Byproducts are incidental products that are created by a manufacturing process that creates multiple products. The other products created by the process are considered to be the primary output of the system. It may be possible to sell byproducts; alternatively, any revenues to be gained from byproducts are so minor that they are simply discarded as waste. Examples of byproducts are:
- Manure from a feedlot operation
- Sawdust at a sawmill
- Salt from a desalination plant
- Straw from a grain harvesting operation
The typical accounting for any revenues generated from byproducts is to offset them against the cost of goods sold for the primary products that are generated from the manufacturing system. It is also acceptable to record these revenues as miscellaneous revenue. Either approach will result in the same net profit figure. However, recording the sale of byproducts as miscellaneous revenue will result in a minor increase in the amount of reported sales. You do not need to assign any materials or overhead cost to byproducts; instead, it is easier to assign all production costs to the primary products that are being manufactured.

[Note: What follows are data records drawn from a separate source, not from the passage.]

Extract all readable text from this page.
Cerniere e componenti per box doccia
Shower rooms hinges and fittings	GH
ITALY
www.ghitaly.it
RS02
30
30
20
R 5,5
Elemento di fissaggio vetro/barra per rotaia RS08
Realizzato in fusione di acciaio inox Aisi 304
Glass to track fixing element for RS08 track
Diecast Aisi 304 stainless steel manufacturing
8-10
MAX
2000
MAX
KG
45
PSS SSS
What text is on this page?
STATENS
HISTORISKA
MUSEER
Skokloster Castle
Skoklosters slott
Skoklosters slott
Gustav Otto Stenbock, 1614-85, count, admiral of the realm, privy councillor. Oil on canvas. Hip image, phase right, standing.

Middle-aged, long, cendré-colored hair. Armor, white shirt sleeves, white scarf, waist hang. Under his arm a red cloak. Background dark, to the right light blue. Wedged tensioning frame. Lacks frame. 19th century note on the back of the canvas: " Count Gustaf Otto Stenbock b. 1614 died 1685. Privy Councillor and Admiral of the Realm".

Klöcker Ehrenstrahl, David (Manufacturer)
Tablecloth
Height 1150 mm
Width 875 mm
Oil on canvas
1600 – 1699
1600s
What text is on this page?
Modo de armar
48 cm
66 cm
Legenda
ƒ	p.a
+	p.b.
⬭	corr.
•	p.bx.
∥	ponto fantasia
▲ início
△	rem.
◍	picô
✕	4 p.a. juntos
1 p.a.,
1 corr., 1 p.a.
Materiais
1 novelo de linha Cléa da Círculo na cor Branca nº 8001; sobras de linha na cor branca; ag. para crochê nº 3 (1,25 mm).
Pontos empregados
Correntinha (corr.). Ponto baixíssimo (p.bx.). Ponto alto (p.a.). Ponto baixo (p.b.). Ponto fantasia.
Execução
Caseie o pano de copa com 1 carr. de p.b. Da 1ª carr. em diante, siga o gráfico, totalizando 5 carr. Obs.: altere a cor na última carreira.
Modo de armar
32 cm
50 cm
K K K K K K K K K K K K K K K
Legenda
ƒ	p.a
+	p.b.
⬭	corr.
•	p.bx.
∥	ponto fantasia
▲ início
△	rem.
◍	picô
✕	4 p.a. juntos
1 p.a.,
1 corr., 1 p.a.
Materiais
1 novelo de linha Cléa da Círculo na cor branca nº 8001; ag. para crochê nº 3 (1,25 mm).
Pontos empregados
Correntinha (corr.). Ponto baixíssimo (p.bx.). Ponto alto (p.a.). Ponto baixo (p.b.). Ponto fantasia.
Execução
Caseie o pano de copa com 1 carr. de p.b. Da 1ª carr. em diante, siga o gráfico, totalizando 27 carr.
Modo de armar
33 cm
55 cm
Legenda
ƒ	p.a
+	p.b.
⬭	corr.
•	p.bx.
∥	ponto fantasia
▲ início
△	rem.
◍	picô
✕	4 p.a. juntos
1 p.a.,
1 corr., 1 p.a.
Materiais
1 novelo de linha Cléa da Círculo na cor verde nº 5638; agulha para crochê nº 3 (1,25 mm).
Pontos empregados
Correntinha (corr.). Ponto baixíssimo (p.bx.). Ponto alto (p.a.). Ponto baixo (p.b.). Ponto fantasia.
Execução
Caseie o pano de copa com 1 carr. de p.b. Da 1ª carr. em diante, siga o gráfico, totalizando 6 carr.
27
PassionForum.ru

There are other, more complicated methods available for accounting for the cost of byproducts, such as the sales value at split-off method and the net realizable value method, but they introduce considerable complexity to the accounting process, and so should generally be avoided.
When there are multiple products created from a production process, the byproducts can be discerned by seeing which ones have a minor resale value in comparison to the value of the other products. If there is no clear differentiation between primary products and byproducts, treat them all as primary products.